Voices Of The Blind In Marrakesh Hope To Carry A Long Way

 In Advocacy

WBUMarrakesh, Morocco – Yesterday, under a scorching sun, the World Blind Union organised an event to raise awareness about the negotiations taking place inside the Marrakesh Palais des Congrès. Behind them, in the building, negotiators have been at work for a week in an effort to agree and adopt a treaty to provide visually impaired people with a broader access to books.

Over the weekend, a breakthrough on a key issue was acclaimed by most participants, but representatives of the blind and print-disabled were still worried that the negotiation will only deliver a weak treaty, devoid of much substance that can bring real change

http://www.ip-watch.org/2013/06/24/wipo-negotiators-reach-breakthrough-on-3-step-test-in-treaty-for-blind IPW, WIPO, 24 June 2013).

The diplomatic conference of the World Intellectual Property Organization is taking place from 17-28 June in Marrakesh.

World Blind Union at WIPO diplomatic conference in Marrakesh, Morocco

World Blind Union at WIPO diplomatic conference in Marrakesh, Morocco

A pile of books on a table all chained together symbolically represented the lock on the access to special format works for blind and print-disabled people around the world. The treaty is seeking to address in particular the current barriers to the cross-border exchange of these books.

Yesterday, the World Blind Union (WBU) distributed an invitation to delegates in the form of a key with no indent which bore a label saying “Unlock! Don’t Block the Treaty text.”

Maryanne Diamond, immediate past president of the World Blind Union, called for a meaningful treaty. Taking as an example the 198 books chained on the table, and only two unchained, she said this was the current situation of the “book famine” for blind and visually impaired people in the world. She urged delegates to remember for whom they are negotiating a treaty. She said delegates should start agreeing on remaining issues, such as enabling the direct distribution to individuals of special format works, and to ban commercial availability from the text.

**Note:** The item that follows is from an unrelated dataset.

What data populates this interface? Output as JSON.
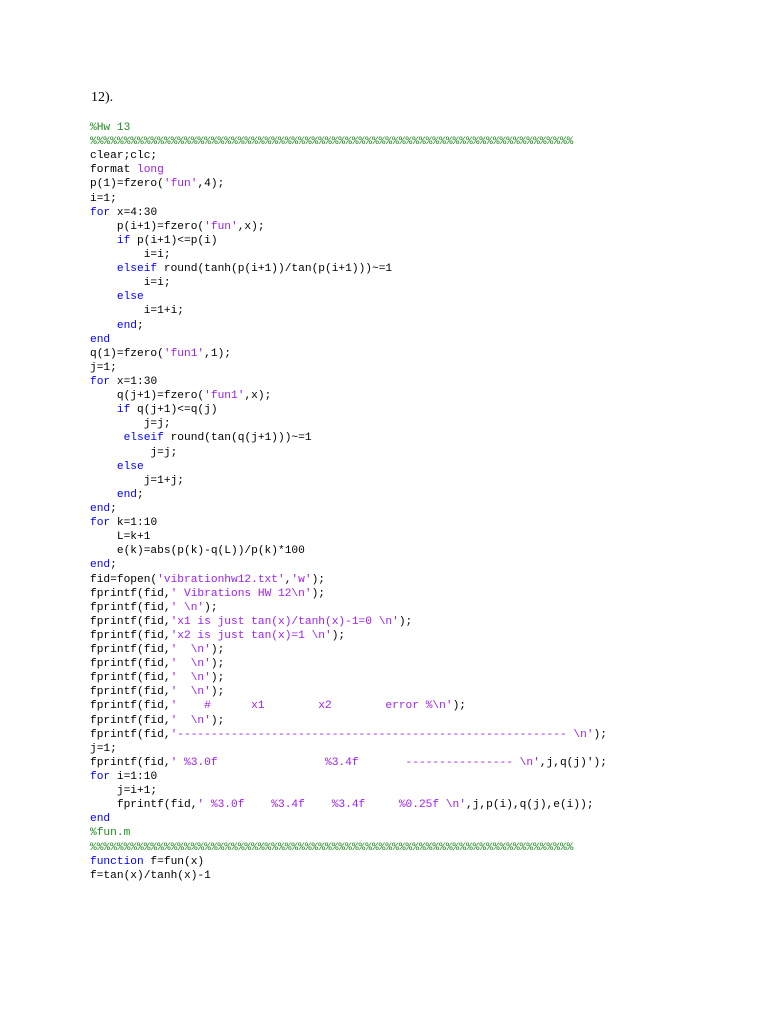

Fred Schroeder, first vice-president of the World Blind Union, said that according to UNICEF, 98 percent of children with disabilities in developing countries do not have access to education, or access to employment as adults. The majority of blind people and visually impaired live in poverty, isolation, and suffer from unemployment, not because of lack of ability or willingness to go out and work hard, but for lack of access to basic tools, such as literacy. He called on delegates not to only solve technical issues but support a practical implementation that will put books in the hands of blind children and adults worldwide.

Jace Nair, from the African Union of the Blind, said the book famine affects Africa very seriously, and made an appeal to the international community to negotiate a 21st century solution to technological access to information and knowledge, rather than negotiating a 19th century treaty that would not serve the needs of users in Africa.

Fatem-Zohra Taifor, a visually impaired individual from Morocco, also called for a treaty that will allow a greater access to books, attesting to her many difficulties throughout her childhood, being thirsty for books and unable to quench this thirst from her early years. She talked about a young life deprived of the world of stories, adventure and evasion that could have been provided by books. During her university years, she said, she needed help to go to the library, help to choose her books, help to record them, and to transcribe them into Braille.

“I spent so much time doing this that I forgot what the notion of reading for pleasure meant,” she said.

Nowadays, she said, as a working individual having access to a computer, she still has to digitalise books page by page with a scanner, then transform it into an electronic file “littered with spelling mistakes, that I can finally read with the help of my computer.”

It is a challenge, she said, to contemplate online libraries only accessible to people who reside in a specific country. “It is still an obstacle course”

to access books, she said, even to prepare for her courses (she is a professor). She called for countries to devise a clear treaty, without grey areas and clauses such as commercial availability so that it can enable equal access to reading for all people of the world.